2) Bochs was the one that wasn't feeding me the proper Cylinder Low and Cylinder High values. A wiki code example in the ATAPI section just uses these 2 bytes to determine the type (instead of first checking if an error is returned). On real hardware, I noticed that the ATAPI device of my computer wasn't aborting the command, it simply continued, causing my OS to recognize it as PATA. When removing the check for abortion and simply using the Cylinder Low and High values, it also didn't work yet because the values were random (I didn't recognize them, they weren't PATA, SATA, PATAPI or SATAPI). On Bochs, this caused my OS to only recognize an ATAPI device (so the PATA device apparently didn't send the right cylinder values). QEMU doesn't complain at all (both the PATA and (P)ATAPI device were recognized).

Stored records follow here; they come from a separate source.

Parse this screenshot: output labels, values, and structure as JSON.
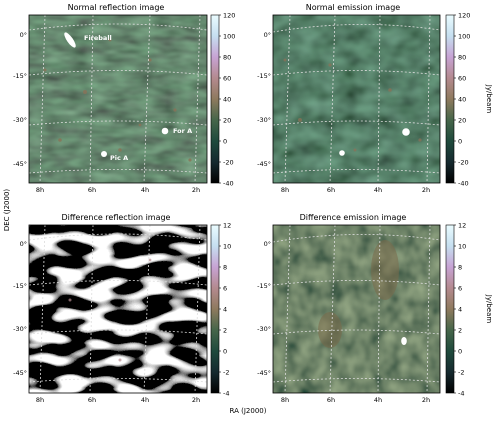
{
  "figure": {
    "ylabel": "DEC (J2000)",
    "xlabel": "RA (J2000)"
  },
  "chart_data": [
    {
      "type": "heatmap",
      "title": "Normal reflection image",
      "dec_ticks": [
        "0°",
        "-15°",
        "-30°",
        "-45°"
      ],
      "ra_ticks": [
        "8h",
        "6h",
        "4h",
        "2h"
      ],
      "annotations": [
        "Fireball",
        "For A",
        "Pic A"
      ],
      "colorbar": {
        "ticks": [
          120,
          100,
          80,
          60,
          40,
          20,
          0,
          -20,
          -40
        ],
        "range": [
          -40,
          120
        ],
        "label": ""
      }
    },
    {
      "type": "heatmap",
      "title": "Normal emission image",
      "dec_ticks": [
        "0°",
        "-15°",
        "-30°",
        "-45°"
      ],
      "ra_ticks": [
        "8h",
        "6h",
        "4h",
        "2h"
      ],
      "annotations": [],
      "colorbar": {
        "ticks": [
          120,
          100,
          80,
          60,
          40,
          20,
          0,
          -20,
          -40
        ],
        "range": [
          -40,
          120
        ],
        "label": "Jy/beam"
      }
    },
    {
      "type": "heatmap",
      "title": "Difference reflection image",
      "dec_ticks": [
        "0°",
        "-15°",
        "-30°",
        "-45°"
      ],
      "ra_ticks": [
        "8h",
        "6h",
        "4h",
        "2h"
      ],
      "annotations": [],
      "colorbar": {
        "ticks": [
          12,
          10,
          8,
          6,
          4,
          2,
          0,
          -2,
          -4
        ],
        "range": [
          -4,
          12
        ],
        "label": ""
      }
    },
    {
      "type": "heatmap",
      "title": "Difference emission image",
      "dec_ticks": [
        "0°",
        "-15°",
        "-30°",
        "-45°"
      ],
      "ra_ticks": [
        "8h",
        "6h",
        "4h",
        "2h"
      ],
      "annotations": [],
      "colorbar": {
        "ticks": [
          12,
          10,
          8,
          6,
          4,
          2,
          0,
          -2,
          -4
        ],
        "range": [
          -4,
          12
        ],
        "label": "Jy/beam"
      }
    }
  ],
  "colors": {
    "colormap": [
      "#000000",
      "#162a2f",
      "#1f4a3c",
      "#46664a",
      "#8e7a5e",
      "#b48a8f",
      "#c7a3d4",
      "#c6dff0",
      "#eafcff"
    ],
    "grid": "#dddddd",
    "annotation": "#ffffff"
  }
}
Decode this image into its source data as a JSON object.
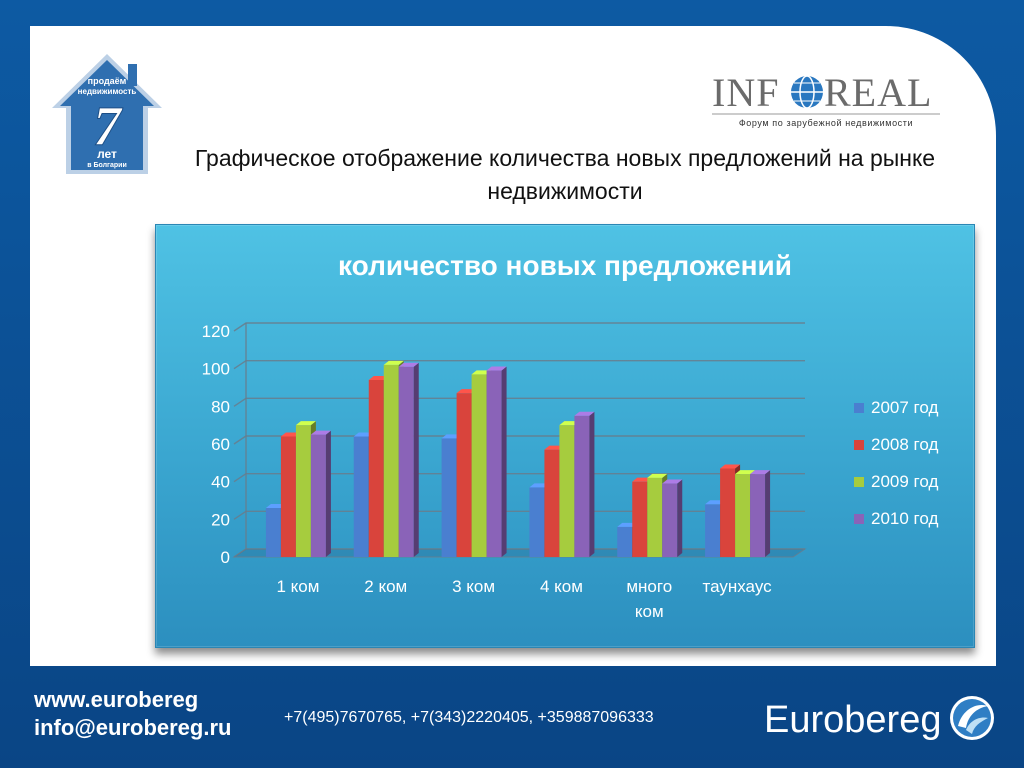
{
  "logo_house": {
    "line1": "продаём",
    "line2": "недвижимость",
    "number": "7",
    "line3": "лет",
    "line4": "в Болгарии"
  },
  "logo_inforeal": {
    "name_left": "INF",
    "name_right": "REAL",
    "tagline": "Форум по зарубежной недвижимости"
  },
  "slide_title": "Графическое отображение количества новых предложений на рынке недвижимости",
  "chart_data": {
    "type": "bar",
    "title": "количество новых предложений",
    "categories": [
      "1 ком",
      "2 ком",
      "3 ком",
      "4 ком",
      "много ком",
      "таунхаус"
    ],
    "series": [
      {
        "name": "2007 год",
        "values": [
          26,
          64,
          63,
          37,
          16,
          28
        ]
      },
      {
        "name": "2008 год",
        "values": [
          64,
          94,
          87,
          57,
          40,
          47
        ]
      },
      {
        "name": "2009 год",
        "values": [
          70,
          102,
          97,
          70,
          42,
          44
        ]
      },
      {
        "name": "2010 год",
        "values": [
          65,
          101,
          99,
          75,
          39,
          44
        ]
      }
    ],
    "ylim": [
      0,
      120
    ],
    "yticks": [
      0,
      20,
      40,
      60,
      80,
      100,
      120
    ],
    "grid": true,
    "legend_position": "right",
    "colors": {
      "2007 год": "#4a7fd0",
      "2008 год": "#d9443c",
      "2009 год": "#a6cc3e",
      "2010 год": "#8a63b8"
    }
  },
  "footer": {
    "website": "www.eurobereg",
    "email": "info@eurobereg.ru",
    "phones": "+7(495)7670765, +7(343)2220405, +359887096333",
    "brand": "Eurobereg"
  }
}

I'm not really sure what VirtualBox did, but I believe the response was the same as Bochs (no PATA device found).
After this, I tried 'flushing' values by writing zeroes to the sector count, sector number, cylinder low and cylinder high values just before executing 0xEC, and voila, the proper cylinder values were sent by the hardware. Bochs, QEMU, VirtualBox and real hardware all sent me the correct Cylinder Low and High values. I've also discovered that software resetting both ATA adapters (so before executing 0xEC and selecting one of the two buses on the adapter) instead of 'flushing' the values makes Bochs respond correctly (PATA and PATAPI are detected), but it completely fails on real hardware ((P)ATAPI device is detected as PATA and the PATA hard drive is not detected at all).
These are mostly my conclusions up until now. It could be possible that my code is just wrong or I've forgotten something, but I've tried to use the wiki ATA PIO Mode article as reference for detecting ATA devices and the ATAPI specification for reading. I've also checked out other OS', but I couldn't see anything horribly wrong with my code while glancing through their code.
When the chance of succeeding is 99%, there is still a 50% chance of that success happening.
Re: ATAPI Questions
I suspect that 'flushing' may be the correct approach, then. Don't forget, *I* am the one who wrote the ATAPI article on the wiki (because it needed to be written) -- but as I said, I've never written any ATAPI code yet. So don't trust that wiki article too much.
I also wrote the ATA PIO mode article, but that one was extensively compared with real hardware and emulators to ensure very high accuracy -- except on the part about ATAPI doing an "abort" error on an identify command, of course.
I also wrote the ATA PIO mode article, but that one was extensively compared with real hardware and emulators to ensure very high accuracy -- except on the part about ATAPI doing an "abort" error on an identify command, of course.